In July 1957, I was sent to Camp Irwin, in the Mojave Desert about thirty-seven miles from Barstow, California. I had just turned twenty-one and been promoted to private first class. I checked into band headquarters, was assigned a bed in the airconditioned barracks, was issued short sleeve shirts, Bermuda shorts, and a pith helmet, and thus became a desert rat, which I remain to this day.
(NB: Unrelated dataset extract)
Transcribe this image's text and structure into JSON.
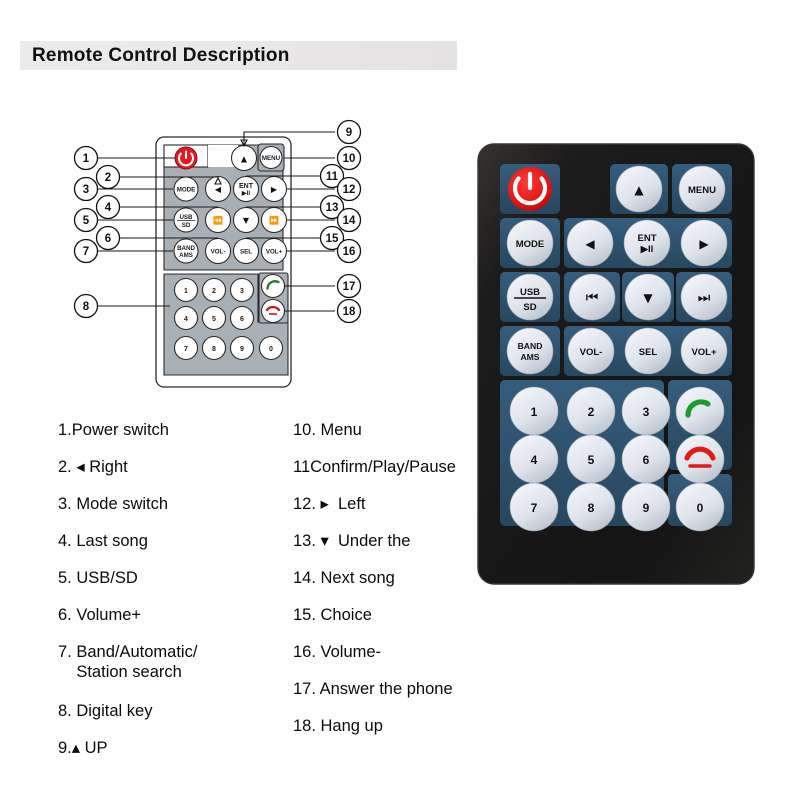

My first gig with the 433rd Army Band was to travel by bus to a place called Desert Rock at the Nevada Proving Grounds, not too far from Las Vegas. The following morning before dawn, our band was assembled, and we began to perform Sousa marches from memory. Suddenly the sky lit up brighter than the sun, and we all watched as a great mushroom cloud unfurled skyward displaying an array of colors I cannot describe. As I watched the aboveground detonation of an atomic bomb a scant seven miles away, I had my great and enduring epiphany. I came to realize that I was sane in a culture gone deeply awry. The atomic bomb, designed to kill many thousands of fellow humans in a single blast, also took out every iota of life in the immediate habitat and rendered the habitat itself unlivable for many years. And thus I became and remain what we now call a counterculturalist, though the term was only coined a dozen years later by Theodore Roszak.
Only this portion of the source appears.